査読における不採録コメントの取り扱いの難しさ

2月に入ってから一週間の間にジャーナルの再査読3件と論文の締切りが重なってやや忙しかったが,今日やっと全てを片付けて一段落した.今回は再査読なので本当は一回目の査読より楽なはずなのだけど,実際には一回目より大変な査読になった.その一番の理由は不採録としたコメント(2件)の取り扱われ方(今回は両方とも再査読することになった).
一つのジャーナルではそれがそのまま著者に渡ってしまっており,著者らは対応しようと苦慮しているのだけど(不採録コメントでは単に問題点を指摘しているだけで,どう直せば良いか具体的な方針を示していない項目もあって)十分に対応できているとは言えない箇所も多く,そのまま再査読するなら不採録(か良くて照会後判定)とせざるを得ない.ただ,不採録コメントに直接対応しようとすること自体にそもそも無理があって,これで採否を判断するのは忍びないと感じる.再査読に回すのであれば(採録のための条件となるよう)論点を整理させて欲しかったところ(こういう場合,第三者による意見調停があるのが普通だと思う).
もう一つのジャーナルの方では,メタ査読者の判断で不採録コメントから採録の条件を抜き出して著者に渡しているのだけど,こちらが問題点として指摘した全ての項目を抜き出しているわけではないので,再査読する原稿にはまだ穴が空きっぱなしの箇所もあり,それで(照会無しで)採否を判断しろと言われると,やはり不採録にせざるを得ない.というか不採録でも論文の改善に少しでも役に立つようにと思ってコメントを書いているのに,採録のための条件だけ満たせば良いと都合よく解釈して,不採録コメントについては簡単に対応できる項目ですら無視とくれば相当に萎える.不採録にするにしてもその責任は著者にあると感じる.

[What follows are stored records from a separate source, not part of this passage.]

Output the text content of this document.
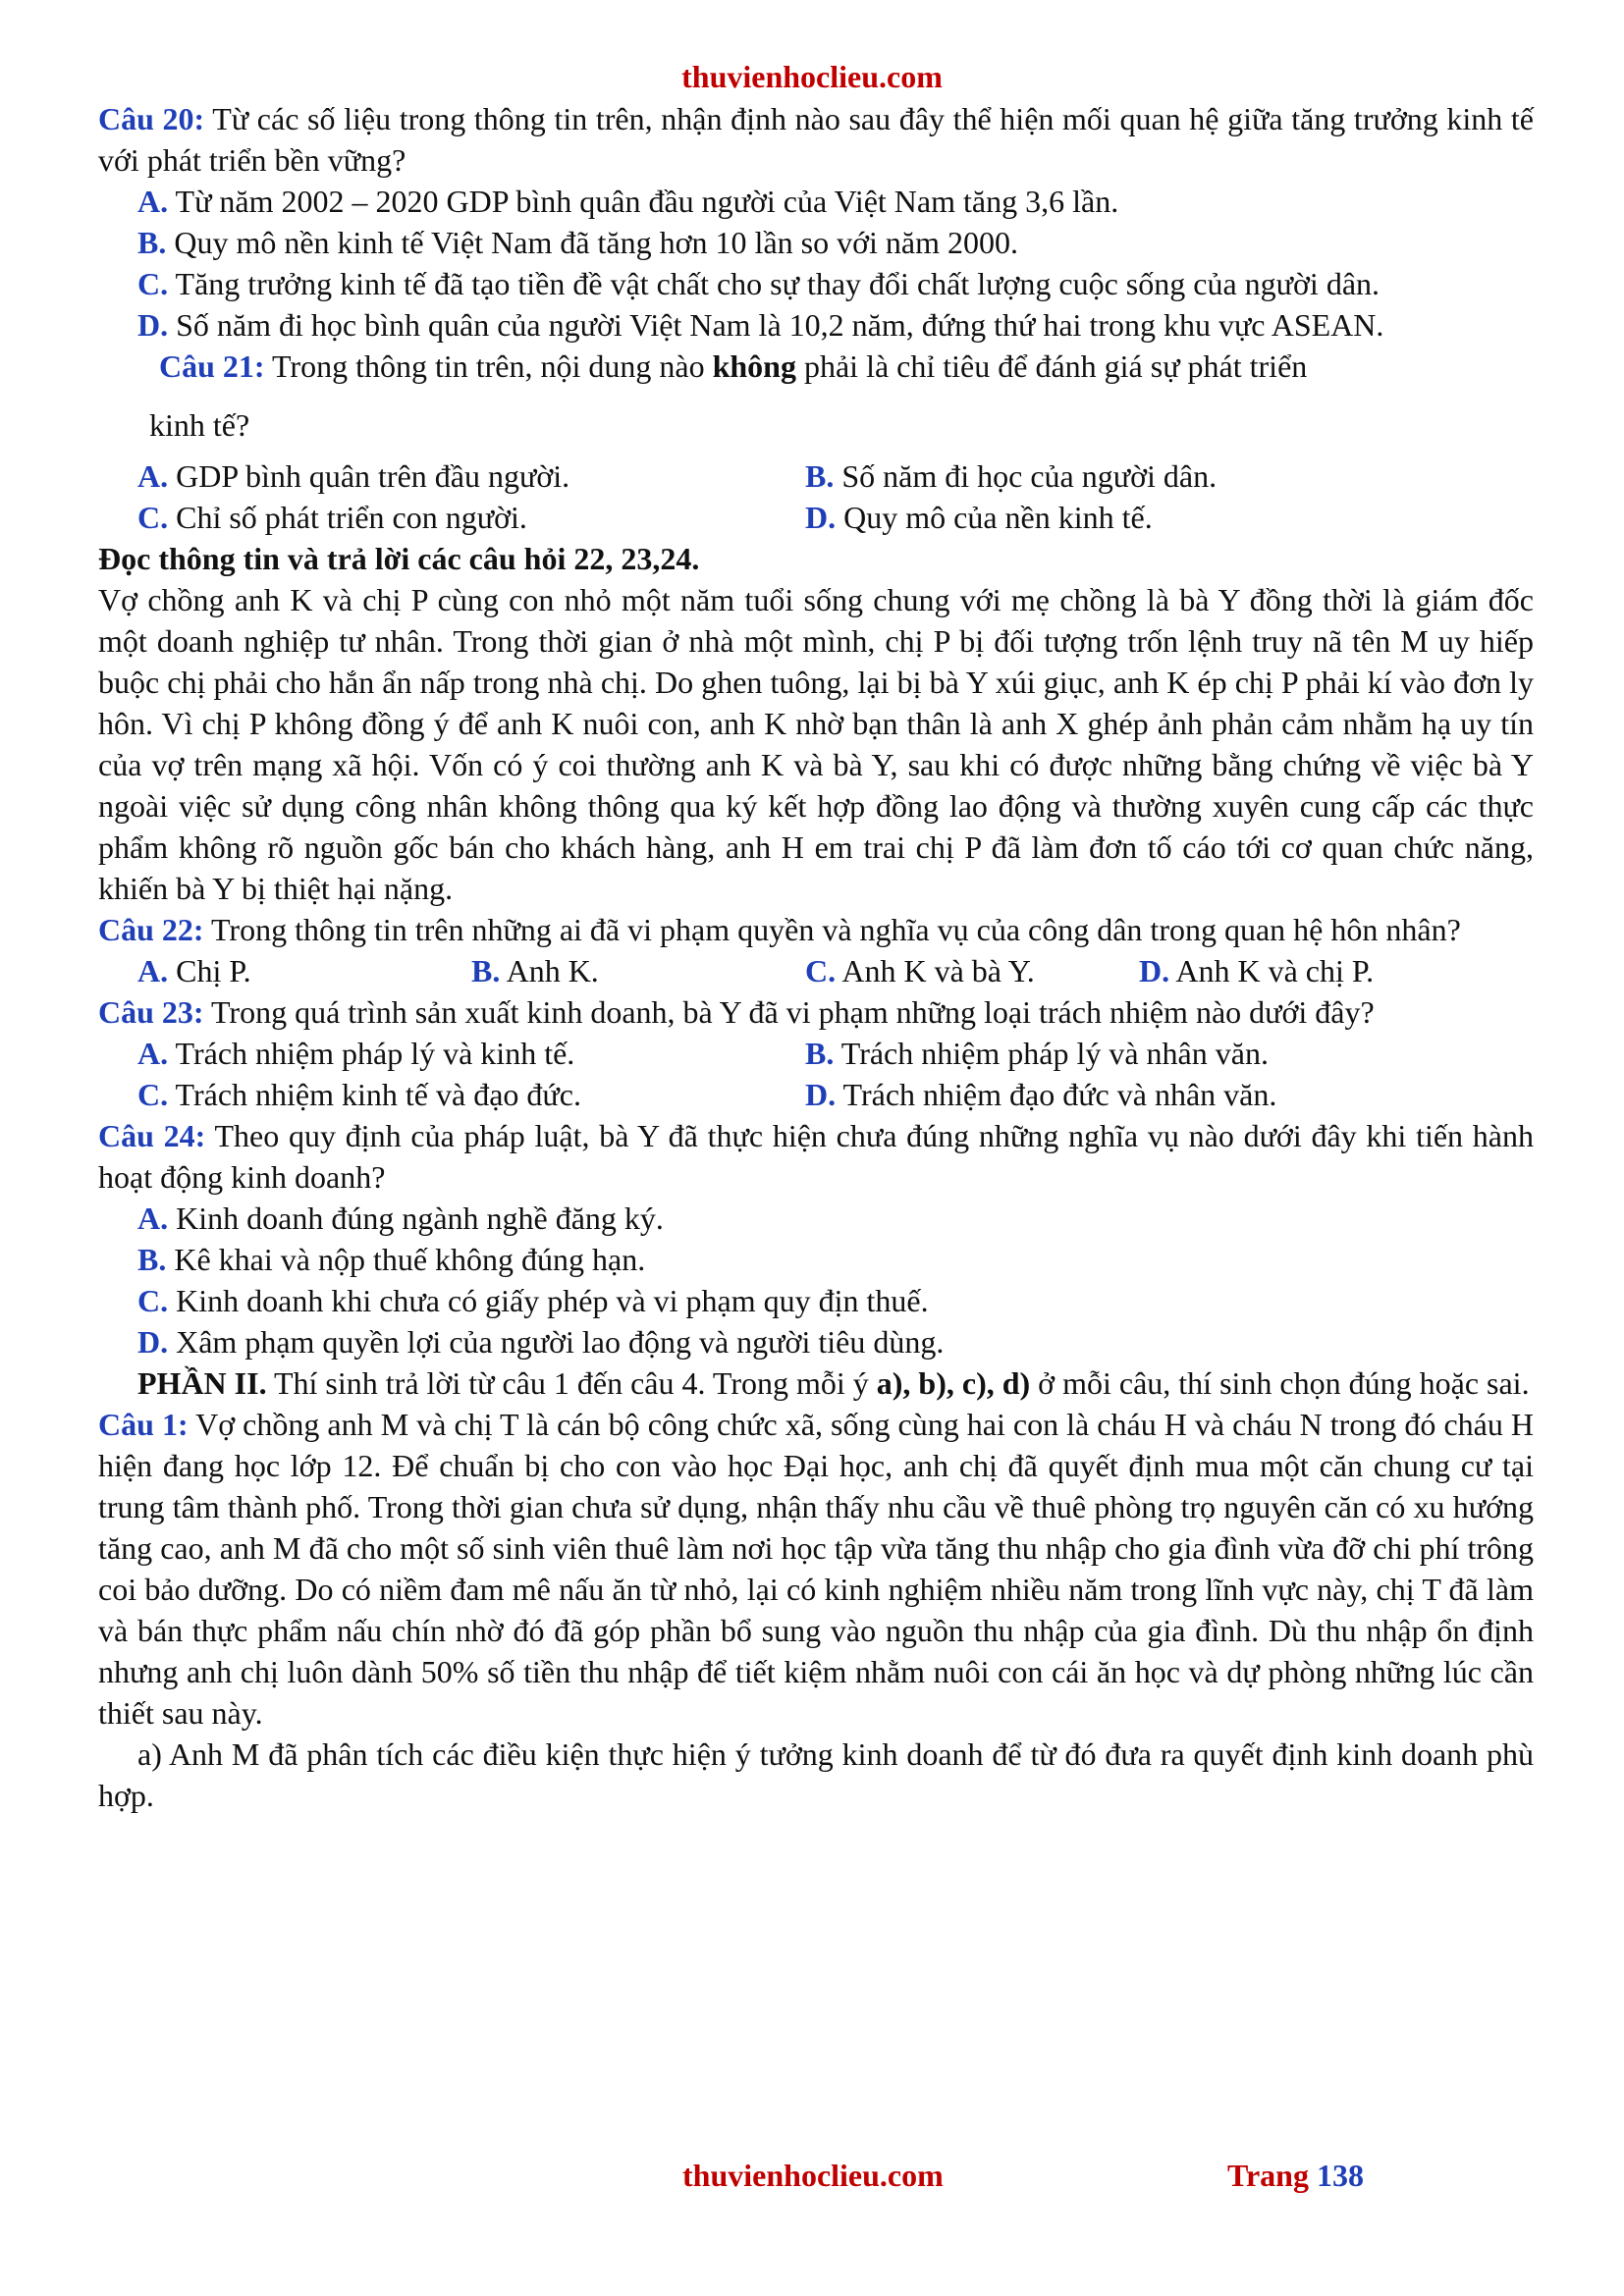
thuvienhoclieu.com

Câu 20: Từ các số liệu trong thông tin trên, nhận định nào sau đây thể hiện mối quan hệ giữa tăng trưởng kinh tế với phát triển bền vững?

A. Từ năm 2002 – 2020 GDP bình quân đầu người của Việt Nam tăng 3,6 lần.

B. Quy mô nền kinh tế Việt Nam đã tăng hơn 10 lần so với năm 2000.

C. Tăng trưởng kinh tế đã tạo tiền đề vật chất cho sự thay đổi chất lượng cuộc sống của người dân.

D. Số năm đi học bình quân của người Việt Nam là 10,2 năm, đứng thứ hai trong khu vực ASEAN.

Câu 21: Trong thông tin trên, nội dung nào không phải là chỉ tiêu để đánh giá sự phát triển

kinh tế?

A. GDP bình quân trên đầu người.	B. Số năm đi học của người dân.
C. Chỉ số phát triển con người.	D. Quy mô của nền kinh tế.

Đọc thông tin và trả lời các câu hỏi 22, 23,24.

Vợ chồng anh K và chị P cùng con nhỏ một năm tuổi sống chung với mẹ chồng là bà Y đồng thời là giám đốc một doanh nghiệp tư nhân. Trong thời gian ở nhà một mình, chị P bị đối tượng trốn lệnh truy nã tên M uy hiếp buộc chị phải cho hắn ẩn nấp trong nhà chị. Do ghen tuông, lại bị bà Y xúi giục, anh K ép chị P phải kí vào đơn ly hôn. Vì chị P không đồng ý để anh K nuôi con, anh K nhờ bạn thân là anh X ghép ảnh phản cảm nhằm hạ uy tín của vợ trên mạng xã hội. Vốn có ý coi thường anh K và bà Y, sau khi có được những bằng chứng về việc bà Y ngoài việc sử dụng công nhân không thông qua ký kết hợp đồng lao động và thường xuyên cung cấp các thực phẩm không rõ nguồn gốc bán cho khách hàng, anh H em trai chị P đã làm đơn tố cáo tới cơ quan chức năng, khiến bà Y bị thiệt hại nặng.

Câu 22: Trong thông tin trên những ai đã vi phạm quyền và nghĩa vụ của công dân trong quan hệ hôn nhân?

A. Chị P.	B. Anh K.	C. Anh K và bà Y.	D. Anh K và chị P.

Câu 23: Trong quá trình sản xuất kinh doanh, bà Y đã vi phạm những loại trách nhiệm nào dưới đây?

A. Trách nhiệm pháp lý và kinh tế.	B. Trách nhiệm pháp lý và nhân văn.
C. Trách nhiệm kinh tế và đạo đức.	D. Trách nhiệm đạo đức và nhân văn.

Câu 24: Theo quy định của pháp luật, bà Y đã thực hiện chưa đúng những nghĩa vụ nào dưới đây khi tiến hành hoạt động kinh doanh?

A. Kinh doanh đúng ngành nghề đăng ký.

B. Kê khai và nộp thuế không đúng hạn.

C. Kinh doanh khi chưa có giấy phép và vi phạm quy địn thuế.

D. Xâm phạm quyền lợi của người lao động và người tiêu dùng.

PHẦN II. Thí sinh trả lời từ câu 1 đến câu 4. Trong mỗi ý a), b), c), d) ở mỗi câu, thí sinh chọn đúng hoặc sai.

Câu 1: Vợ chồng anh M và chị T là cán bộ công chức xã, sống cùng hai con là cháu H và cháu N trong đó cháu H hiện đang học lớp 12. Để chuẩn bị cho con vào học Đại học, anh chị đã quyết định mua một căn chung cư tại trung tâm thành phố. Trong thời gian chưa sử dụng, nhận thấy nhu cầu về thuê phòng trọ nguyên căn có xu hướng tăng cao, anh M đã cho một số sinh viên thuê làm nơi học tập vừa tăng thu nhập cho gia đình vừa đỡ chi phí trông coi bảo dưỡng. Do có niềm đam mê nấu ăn từ nhỏ, lại có kinh nghiệm nhiều năm trong lĩnh vực này, chị T đã làm và bán thực phẩm nấu chín nhờ đó đã góp phần bổ sung vào nguồn thu nhập của gia đình. Dù thu nhập ổn định nhưng anh chị luôn dành 50% số tiền thu nhập để tiết kiệm nhằm nuôi con cái ăn học và dự phòng những lúc cần thiết sau này.

a) Anh M đã phân tích các điều kiện thực hiện ý tưởng kinh doanh để từ đó đưa ra quyết định kinh doanh phù hợp.

thuvienhoclieu.com	Trang 138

ジャーナルは研究者を育てる場でもあると思って,特にしっかりコメントを書くようにしてきたけど,最低限の対応だけして楽して論文を出そうという著者ばかりの論文誌の査読のときは,これからはこっちも切って捨てるつもりで JMLR みたいに,数行書いて不採録としようか.
[追記] 振り返ると,苦手な国内ジャーナルの査読が続く - ny23の日記 でも似たような愚痴を書いていた.ジャーナルの著者には,「色々穴はあるけど,査読者に指摘されたところだけ直せばいいや」とか,「練りきれていないけど,査読者が直し方を教えてくれるだろう」とか中途半端な気持ちで投稿して欲しくない.こういう学生気分の著者はいつまでたっても(査読者の全力のコメントを受けても)成長せず,中途半端な原稿を投稿し続ける.学会と違って締切りがあるわけでもないので,少なくとも著者は初回投稿時に自身の全力を尽くすのが前提のはず.査読者としてはそういう全力を尽くした著者にこそ,全力をもって応えたいと感じる.ジャーナルの査読は,そういう著者と査読者の真剣勝負の場であって欲しい.
[追記] 上に書いたのは Computer Science におけるジャーナルの査読の場合.Computer Science では,研究成果のメインの発表の場は学会で,ジャーナルは研究のまとめの場として位置づけられている(照会は一回だけ*1というジャーナルも多い)のでどうしても緊張感を持って査読に望まないといけない.他の分野(例えば言語学とか)だと,ジャーナルが基本で査読者と議論をしながら共同作業で研究を作っていくという雰囲気があるのかもしれない.学会とジャーナルの中間ぐらいの雰囲気がちょうどいいんだけどな.

*1:この場合,著者は一回で査読者のコメントに必要十分に応える必要がある.(自分も以前ジャーナルを書いたとき,共著者の先生から注意されたが)査読者の指摘した内容以外を直してしまうと,再照会が必要なって差し戻し,ということも十分ありうるので,そう意味でも(再投稿したくないなら)初回時の投稿でやれるだけのことはやったほうが良い.